Social activist Medha Patkar met residents affected by the Chennai airport expansion project here in Manapakkam on Wednesday.

After meeting the residents at a gathering in Manapakkam, she told mediapersons the State government must denotify the lands acquired from the residents for the expansion work, since Airport Authority of India (AAI) had said that some of the allotted land might not be needed.

“Though the experts have told that so much of land was not required, the denotification process must not take 17 months. It is the question of undoing the wrong. Since it is prime land, no one including the State, which is also becoming the biggest land owner in India today, would like to let go of its possession,” she said.

In October 2007, the State government notified 1,069.99 acres of land in five villages — Manapakkam, Kolapakkam, Tharapakkam and Kovur — for building a parallel runway for the Chennai airport. But, in November 2011, AAI issued a letter to the government, stating a parallel runway might not be needed, as suggested in a report by International Civil Aviation Organisation (ICAO) and that some of the earmarked land could be denotified.

Ms. Patkar plans to meet the chief secretary and raise the issue with her.

“Over 5000 people have been facing problems as the lands have not been denotified. Many people who want to sell or mortgage their property are unable to do it. Plus, there are several people who continue to pay loans for their houses whose construction stopped a long time back when the government notified the land,” said Brindha Brighton, secretary of United People’s Forum for Survival.

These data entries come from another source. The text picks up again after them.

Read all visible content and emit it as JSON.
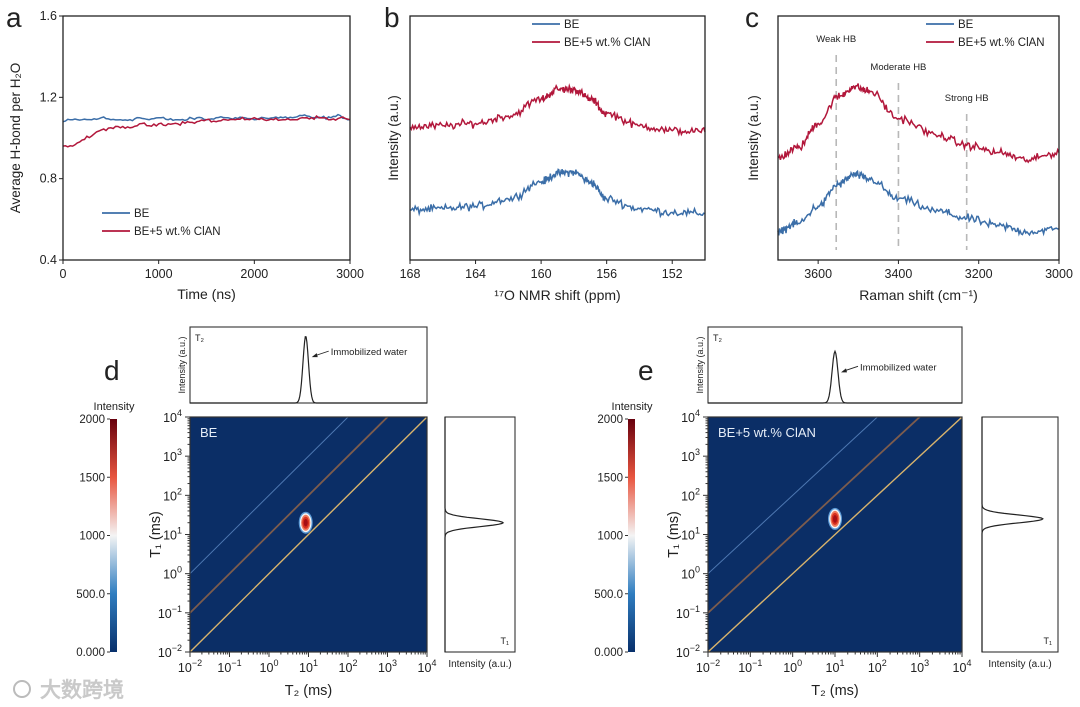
{
  "figure": {
    "panel_labels": {
      "a": "a",
      "b": "b",
      "c": "c",
      "d": "d",
      "e": "e"
    },
    "watermark": "大数跨境"
  },
  "colors": {
    "BE": "#3b6ea8",
    "BE_ClAN": "#b2173b",
    "heatmap_bg": "#0b2e66",
    "guide_1": "#d8b36c",
    "guide_10": "#7d5c4d",
    "guide_100": "#4e78b2"
  },
  "chart_data": [
    {
      "id": "a",
      "type": "line",
      "xlabel": "Time (ns)",
      "ylabel": "Average H-bond per H₂O",
      "xlim": [
        0,
        3000
      ],
      "ylim": [
        0.4,
        1.6
      ],
      "xticks": [
        0,
        1000,
        2000,
        3000
      ],
      "xtick_labels": [
        "0",
        "1000",
        "2000",
        "3000"
      ],
      "yticks": [
        0.4,
        0.8,
        1.2,
        1.6
      ],
      "ytick_labels": [
        "0.4",
        "0.8",
        "1.2",
        "1.6"
      ],
      "legend": {
        "position": "bottom-left",
        "entries": [
          "BE",
          "BE+5 wt.% ClAN"
        ]
      },
      "x": [
        0,
        100,
        200,
        300,
        400,
        500,
        600,
        700,
        800,
        900,
        1000,
        1100,
        1200,
        1300,
        1400,
        1500,
        1600,
        1700,
        1800,
        1900,
        2000,
        2100,
        2200,
        2300,
        2400,
        2500,
        2600,
        2700,
        2800,
        2900,
        3000
      ],
      "series": [
        {
          "name": "BE",
          "values": [
            1.08,
            1.09,
            1.09,
            1.09,
            1.1,
            1.09,
            1.09,
            1.09,
            1.1,
            1.09,
            1.1,
            1.09,
            1.09,
            1.09,
            1.1,
            1.09,
            1.1,
            1.1,
            1.1,
            1.1,
            1.09,
            1.1,
            1.1,
            1.1,
            1.1,
            1.11,
            1.1,
            1.1,
            1.1,
            1.11,
            1.09
          ]
        },
        {
          "name": "BE+5 wt.% ClAN",
          "values": [
            0.96,
            0.96,
            0.99,
            1.01,
            1.04,
            1.05,
            1.05,
            1.05,
            1.07,
            1.06,
            1.07,
            1.07,
            1.07,
            1.08,
            1.08,
            1.09,
            1.08,
            1.09,
            1.09,
            1.09,
            1.1,
            1.09,
            1.09,
            1.09,
            1.09,
            1.1,
            1.1,
            1.1,
            1.09,
            1.1,
            1.09
          ]
        }
      ]
    },
    {
      "id": "b",
      "type": "line",
      "xlabel": "¹⁷O NMR shift (ppm)",
      "ylabel": "Intensity (a.u.)",
      "xlim": [
        168,
        150
      ],
      "ylim": [
        0,
        1
      ],
      "xticks": [
        168,
        164,
        160,
        156,
        152
      ],
      "xtick_labels": [
        "168",
        "164",
        "160",
        "156",
        "152"
      ],
      "legend": {
        "position": "top-right",
        "entries": [
          "BE",
          "BE+5 wt.% ClAN"
        ]
      },
      "x": [
        168,
        166,
        164,
        162,
        160,
        159,
        158,
        157,
        156,
        154,
        152,
        150
      ],
      "series": [
        {
          "name": "BE",
          "values": [
            0.205,
            0.21,
            0.22,
            0.25,
            0.32,
            0.355,
            0.36,
            0.32,
            0.25,
            0.21,
            0.195,
            0.19
          ]
        },
        {
          "name": "BE+5 wt.% ClAN",
          "values": [
            0.545,
            0.55,
            0.56,
            0.59,
            0.66,
            0.7,
            0.7,
            0.66,
            0.6,
            0.55,
            0.53,
            0.525
          ]
        }
      ]
    },
    {
      "id": "c",
      "type": "line",
      "xlabel": "Raman shift (cm⁻¹)",
      "ylabel": "Intensity (a.u.)",
      "xlim": [
        3700,
        3000
      ],
      "ylim": [
        0,
        1
      ],
      "xticks": [
        3600,
        3400,
        3200,
        3000
      ],
      "xtick_labels": [
        "3600",
        "3400",
        "3200",
        "3000"
      ],
      "legend": {
        "position": "top-right",
        "entries": [
          "BE",
          "BE+5 wt.% ClAN"
        ]
      },
      "annotations": [
        {
          "text": "Weak HB",
          "x": 3555
        },
        {
          "text": "Moderate HB",
          "x": 3400
        },
        {
          "text": "Strong HB",
          "x": 3230
        }
      ],
      "x": [
        3700,
        3650,
        3600,
        3550,
        3510,
        3470,
        3400,
        3300,
        3230,
        3150,
        3080,
        3000
      ],
      "series": [
        {
          "name": "BE",
          "values": [
            0.12,
            0.15,
            0.22,
            0.31,
            0.35,
            0.33,
            0.25,
            0.2,
            0.17,
            0.14,
            0.115,
            0.127
          ]
        },
        {
          "name": "BE+5 wt.% ClAN",
          "values": [
            0.42,
            0.46,
            0.56,
            0.67,
            0.71,
            0.69,
            0.58,
            0.51,
            0.47,
            0.44,
            0.41,
            0.44
          ]
        }
      ]
    },
    {
      "id": "d",
      "type": "heatmap",
      "title": "BE",
      "xlabel": "T₂ (ms)",
      "ylabel": "T₁ (ms)",
      "scale": "log",
      "xlim": [
        0.01,
        10000
      ],
      "ylim": [
        0.01,
        10000
      ],
      "ticks": [
        {
          "base": "10",
          "exp": "−2"
        },
        {
          "base": "10",
          "exp": "−1"
        },
        {
          "base": "10",
          "exp": "0"
        },
        {
          "base": "10",
          "exp": "1"
        },
        {
          "base": "10",
          "exp": "2"
        },
        {
          "base": "10",
          "exp": "3"
        },
        {
          "base": "10",
          "exp": "4"
        }
      ],
      "guide_ratios_T1_over_T2": [
        1,
        10,
        100
      ],
      "peak": {
        "T2": 8.5,
        "T1": 20,
        "intensity": 2000
      },
      "colorbar": {
        "label": "Intensity",
        "range": [
          0,
          2000
        ],
        "ticks": [
          0,
          500,
          1000,
          1500,
          2000
        ],
        "tick_labels": [
          "0.000",
          "500.0",
          "1000",
          "1500",
          "2000"
        ]
      },
      "projection_T2": {
        "label": "T₂",
        "ylabel": "Intensity (a.u.)",
        "peak_T2": 8.5,
        "rel_height": 0.88,
        "annotation": "Immobilized water"
      },
      "projection_T1": {
        "label": "T₁",
        "xlabel": "Intensity (a.u.)",
        "peak_T1": 20,
        "rel_height": 0.83
      }
    },
    {
      "id": "e",
      "type": "heatmap",
      "title": "BE+5 wt.% ClAN",
      "xlabel": "T₂ (ms)",
      "ylabel": "T₁ (ms)",
      "scale": "log",
      "xlim": [
        0.01,
        10000
      ],
      "ylim": [
        0.01,
        10000
      ],
      "ticks": [
        {
          "base": "10",
          "exp": "−2"
        },
        {
          "base": "10",
          "exp": "−1"
        },
        {
          "base": "10",
          "exp": "0"
        },
        {
          "base": "10",
          "exp": "1"
        },
        {
          "base": "10",
          "exp": "2"
        },
        {
          "base": "10",
          "exp": "3"
        },
        {
          "base": "10",
          "exp": "4"
        }
      ],
      "guide_ratios_T1_over_T2": [
        1,
        10,
        100
      ],
      "peak": {
        "T2": 10,
        "T1": 25,
        "intensity": 2000
      },
      "colorbar": {
        "label": "Intensity",
        "range": [
          0,
          2000
        ],
        "ticks": [
          0,
          500,
          1000,
          1500,
          2000
        ],
        "tick_labels": [
          "0.000",
          "500.0",
          "1000",
          "1500",
          "2000"
        ]
      },
      "projection_T2": {
        "label": "T₂",
        "ylabel": "Intensity (a.u.)",
        "peak_T2": 10,
        "rel_height": 0.68,
        "annotation": "Immobilized water"
      },
      "projection_T1": {
        "label": "T₁",
        "xlabel": "Intensity (a.u.)",
        "peak_T1": 25,
        "rel_height": 0.8
      }
    }
  ]
}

Many like V. Baskaran were affected because their agricultural lands in Kovur are yet to be denotified. Baskaran (44), whose family has been cultivating paddy in Kovur for five decades now, says he has been severely affected. “Since we don’t have a choice, we cultivate paddy in two acres. So, instead of the over 100 bags that we used to get during harvest, we now have only 70 bags,” he said.

Forty-year-old Gayathri Thyagarajan, who bought a 1050-sq. ft house for Rs. 950 in Manapakkam in 2005, said that it was her family’s sole property and that they had been paying loans for years now. “We don’t know if we are owners of this property. Where will we go if we have to leave this house? The compensation offered was not even one fourth of the investment made,” she said.